Transcript of talk: "How an Itching Troll and a Park Bench Influenced KDE"
KDE Contributor and Developer Conference
Notes taken by: Jonathan Riddell (these are not official KDE material)
More information on the talk can be found here
The organizer of the last conference gave us his best wishes and said how nice it was that the conference was now too big to be held in Nove Hrady because he could have a free summer.
Matthias Kalle Dalheimer had his laptop was stolen in Oslo, but to prove that he held no grudge against Olso the speaker, one of the founders of Qt, was invited from that very city.
The speaker, Eirik Chambe-Eng from Trolltech, showed us the Sharp palmtop computer running a Qt application which impresses the press even if the application is only a JPEG viewer for his slides.
A short history of the Benevolent Trolls
Haavard Nord and Eirik Chambe-Eng started Trolltech after meeting at university in 1998. They shared a passion for programming, starting with connecting their computers by serial port and making a program in assember to let them chat over the link. Eirik was a speedy coder while Naavard was the perfectionist. They consider themselves part of the Turbo Pascal Generation, which was text based and easy to learn.

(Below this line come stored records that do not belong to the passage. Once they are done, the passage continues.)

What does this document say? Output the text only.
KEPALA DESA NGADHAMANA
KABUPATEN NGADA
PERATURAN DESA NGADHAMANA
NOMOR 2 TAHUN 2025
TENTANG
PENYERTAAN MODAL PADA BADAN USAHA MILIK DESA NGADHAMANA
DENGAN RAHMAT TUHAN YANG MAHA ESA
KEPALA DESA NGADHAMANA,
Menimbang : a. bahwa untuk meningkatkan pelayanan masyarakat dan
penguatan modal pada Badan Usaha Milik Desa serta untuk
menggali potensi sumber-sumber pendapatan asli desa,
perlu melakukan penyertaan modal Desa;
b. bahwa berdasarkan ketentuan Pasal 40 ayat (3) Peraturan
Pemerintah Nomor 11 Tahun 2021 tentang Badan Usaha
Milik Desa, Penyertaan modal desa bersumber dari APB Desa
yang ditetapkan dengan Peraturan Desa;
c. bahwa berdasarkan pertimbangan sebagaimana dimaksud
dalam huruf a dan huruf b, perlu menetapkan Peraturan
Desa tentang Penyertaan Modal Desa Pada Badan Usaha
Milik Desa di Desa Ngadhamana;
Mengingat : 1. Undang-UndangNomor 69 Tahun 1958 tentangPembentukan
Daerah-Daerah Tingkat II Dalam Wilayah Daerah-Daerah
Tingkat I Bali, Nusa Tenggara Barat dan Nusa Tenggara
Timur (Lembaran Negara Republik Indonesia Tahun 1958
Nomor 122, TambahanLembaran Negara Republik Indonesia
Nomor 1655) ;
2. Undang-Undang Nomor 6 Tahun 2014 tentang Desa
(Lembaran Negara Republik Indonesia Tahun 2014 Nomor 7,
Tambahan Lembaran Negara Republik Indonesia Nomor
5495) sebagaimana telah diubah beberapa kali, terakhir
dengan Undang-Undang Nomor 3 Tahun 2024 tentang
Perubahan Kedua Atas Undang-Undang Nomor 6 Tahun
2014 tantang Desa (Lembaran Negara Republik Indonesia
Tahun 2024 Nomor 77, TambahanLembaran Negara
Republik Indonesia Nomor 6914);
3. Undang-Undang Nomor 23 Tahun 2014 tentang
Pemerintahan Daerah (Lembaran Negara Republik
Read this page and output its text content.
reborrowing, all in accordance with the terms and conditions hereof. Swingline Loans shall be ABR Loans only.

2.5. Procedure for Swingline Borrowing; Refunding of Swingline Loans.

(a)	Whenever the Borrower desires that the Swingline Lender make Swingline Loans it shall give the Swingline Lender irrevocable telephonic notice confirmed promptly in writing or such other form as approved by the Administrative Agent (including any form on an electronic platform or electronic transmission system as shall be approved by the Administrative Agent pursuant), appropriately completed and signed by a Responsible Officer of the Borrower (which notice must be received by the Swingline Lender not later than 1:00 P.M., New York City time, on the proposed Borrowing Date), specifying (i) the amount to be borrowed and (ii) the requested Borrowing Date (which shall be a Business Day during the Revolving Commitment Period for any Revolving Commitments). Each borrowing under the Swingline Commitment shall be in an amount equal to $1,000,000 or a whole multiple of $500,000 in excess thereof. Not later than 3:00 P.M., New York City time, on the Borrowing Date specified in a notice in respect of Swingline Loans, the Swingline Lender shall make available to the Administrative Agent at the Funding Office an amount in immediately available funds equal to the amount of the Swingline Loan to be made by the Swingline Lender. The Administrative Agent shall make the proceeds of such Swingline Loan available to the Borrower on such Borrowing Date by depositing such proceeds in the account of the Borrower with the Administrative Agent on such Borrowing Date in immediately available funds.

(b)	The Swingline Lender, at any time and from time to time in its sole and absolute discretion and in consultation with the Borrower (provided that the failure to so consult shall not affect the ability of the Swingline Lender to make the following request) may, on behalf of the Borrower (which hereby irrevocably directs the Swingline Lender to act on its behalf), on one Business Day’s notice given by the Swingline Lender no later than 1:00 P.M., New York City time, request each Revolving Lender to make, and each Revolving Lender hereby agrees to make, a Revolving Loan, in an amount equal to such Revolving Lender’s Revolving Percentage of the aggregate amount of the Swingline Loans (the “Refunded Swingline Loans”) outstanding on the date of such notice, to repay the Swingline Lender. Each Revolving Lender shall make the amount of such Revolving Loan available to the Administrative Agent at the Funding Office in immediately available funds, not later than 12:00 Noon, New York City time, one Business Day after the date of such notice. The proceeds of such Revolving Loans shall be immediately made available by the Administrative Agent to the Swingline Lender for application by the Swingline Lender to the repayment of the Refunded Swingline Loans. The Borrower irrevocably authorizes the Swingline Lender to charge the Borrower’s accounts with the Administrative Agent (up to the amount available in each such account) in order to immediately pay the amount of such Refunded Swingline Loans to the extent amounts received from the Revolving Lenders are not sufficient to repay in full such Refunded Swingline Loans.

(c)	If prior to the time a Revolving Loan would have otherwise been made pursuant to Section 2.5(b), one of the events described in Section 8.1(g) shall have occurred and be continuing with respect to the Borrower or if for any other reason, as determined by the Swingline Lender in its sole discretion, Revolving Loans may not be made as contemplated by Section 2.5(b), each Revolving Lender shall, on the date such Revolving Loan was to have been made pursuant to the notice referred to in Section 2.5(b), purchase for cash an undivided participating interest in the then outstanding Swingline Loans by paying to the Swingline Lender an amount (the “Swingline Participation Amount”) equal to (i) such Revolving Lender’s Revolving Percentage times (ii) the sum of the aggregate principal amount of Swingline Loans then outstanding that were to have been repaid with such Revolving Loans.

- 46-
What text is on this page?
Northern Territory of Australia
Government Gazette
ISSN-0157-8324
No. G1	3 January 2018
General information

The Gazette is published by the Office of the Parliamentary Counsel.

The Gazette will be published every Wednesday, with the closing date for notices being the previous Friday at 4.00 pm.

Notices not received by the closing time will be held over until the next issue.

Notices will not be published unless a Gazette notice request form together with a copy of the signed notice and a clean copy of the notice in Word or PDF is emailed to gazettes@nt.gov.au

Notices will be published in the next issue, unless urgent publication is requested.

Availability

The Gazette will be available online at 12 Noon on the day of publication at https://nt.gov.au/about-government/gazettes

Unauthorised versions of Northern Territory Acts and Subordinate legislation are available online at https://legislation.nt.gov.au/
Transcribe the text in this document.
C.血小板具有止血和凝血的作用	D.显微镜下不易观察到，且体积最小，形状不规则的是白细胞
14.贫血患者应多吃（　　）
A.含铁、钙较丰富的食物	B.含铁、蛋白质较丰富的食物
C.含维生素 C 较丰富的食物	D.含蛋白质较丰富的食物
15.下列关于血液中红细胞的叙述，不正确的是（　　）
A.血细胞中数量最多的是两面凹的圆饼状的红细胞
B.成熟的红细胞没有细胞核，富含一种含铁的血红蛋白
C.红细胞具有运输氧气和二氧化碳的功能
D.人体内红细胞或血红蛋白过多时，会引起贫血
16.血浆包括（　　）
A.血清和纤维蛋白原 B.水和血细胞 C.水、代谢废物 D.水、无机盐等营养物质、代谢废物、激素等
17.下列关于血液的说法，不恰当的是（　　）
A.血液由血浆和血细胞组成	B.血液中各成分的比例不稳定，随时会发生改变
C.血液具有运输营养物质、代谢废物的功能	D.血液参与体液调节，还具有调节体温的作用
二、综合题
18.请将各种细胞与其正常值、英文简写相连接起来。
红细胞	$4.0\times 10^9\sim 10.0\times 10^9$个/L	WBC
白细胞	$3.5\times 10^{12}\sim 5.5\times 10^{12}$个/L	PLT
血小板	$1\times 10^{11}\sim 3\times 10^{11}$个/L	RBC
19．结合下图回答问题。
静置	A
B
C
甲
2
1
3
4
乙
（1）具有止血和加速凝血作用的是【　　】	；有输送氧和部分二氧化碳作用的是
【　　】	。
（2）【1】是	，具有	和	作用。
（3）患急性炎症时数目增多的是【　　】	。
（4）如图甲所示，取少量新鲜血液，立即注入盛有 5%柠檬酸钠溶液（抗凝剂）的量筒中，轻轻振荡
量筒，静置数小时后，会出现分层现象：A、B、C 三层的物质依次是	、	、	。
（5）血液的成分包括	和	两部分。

In 1990 GUI programming came along. Motif, Win32 and Mac Toolbox were horrible to use and had difficult APIs. Eirik and Haavard were working on a project that had to work on Motif, Windows and Mac, and when sitting on a park bench they realised they needed a cross platform display system. Cross platform tools existed but were generally poor and made Motif programming look like good fun; they were also were expensive, so they wanted to scratch the itch and make their own.
In 1994 they started Trolltech and set out to create a multiplatform software development tool. They wanted a Free Software version, but investors thought there were crazy, so Trolltech was self-funded. As a policy the only only hired programmers who were better than themselves., and had no real sales people to begin with so that they could focus on the product. Major development was under GNU/Linux and X11, but dual licensing was very important.
Toolkit development is different from application development and requires another skill set; it takes about 10 times longer to write toolkit code and it will require continuous maintenance.
The design principles of Qt are to make it as simple and fast as possible, with focus on perfection to the last detail and API stability. The goal was that anyone with a little C++ knowledge and no Qt experience should be able to read and understand a Qt applicaion, and that Qt should minimize glue code by doing the hard work for the programmer. For sake of perfection they sometimes remove functionality from a release to accommodate the need for fairly regular releases.
Qt 0.6 arrived in 1994, when they were doing consultancy and packaged whatever they had. In 1995 they rewrote the signals code overnight and released version 0.9. Version 1.0 came in September 1996; by 1999, with version 2.0, Qt had unicode; 3.0 came in October 2001 with database and other new features. Qt 4.0 is expect to be released in the first quarter of 2005.
Matthias introduces the Trolls to KDE
In 1996 they started to get strange questions about widget flags from someone called Matthias. Then Matthias posted his famous KDE announcement. Similar messages were very common at the time but most of them did not get further than a webpage. Matthias was different - he had a vision and the ability to solve it, and with Lyx he had a good reputation.
Qt usage in Germany grew quickly in 1997 due to KDE, which made Qt a native toolkit on GNU/Linux, and so Trolltech recruited several KDE people including Matthias. KDE Free Qt Foundation was creted as a response to the license issues in 1997. It was a good way to show support for Free Software. They hired "intellectual property" lawyers to make the contract, who wondered why they were being paid to make a contract saying Trolltech would never stop giving something away for Free!
Trolltech get a lot of feedback from the Free Software developers who outnumber their commercial and proprietary users many times. KDE gets a free high quality toolkit, Trolltech gets mind-share and good product feedback as well as a big showcase for Qt.
0% of these statistics were made up
In a survey sent out to 6,000 Qt license holders (most of them), most customers responded that they had been using it for less than 2 years. Their target markets by OS are Windows first, then X11/GNU/Linux, but they intend to expand the X11/GNU/Linux market, and predict a decline in Windows. Most customers (31%) are in USA, with 23% in Germany, and the UK third with 7%. They provide for a large range of industry segments, but are very popular in electrical design applications.
Applications for sale come from 48% of license holders (1500 software companies), whilst 37% use Qt for in house development. One third of license holders have participated in Free Software projects, whilst 2% don't know if they have or not! 97% would recommend Qt to others; only 1% said no, and 2% didn't know. Trolltech are now the market leader for compiled cross platform development.
They have 4400 customers, 90 employees, 17 nationalities with offices in Norway, US and Australia. They are profitable.
Engineering is split in 2, Qt development is done in Oslo headed by Matthias Ettrich. Qtopia done in Australia.
Qt 4.0 will be backwards compatible, faster, better, smaller, API modernised.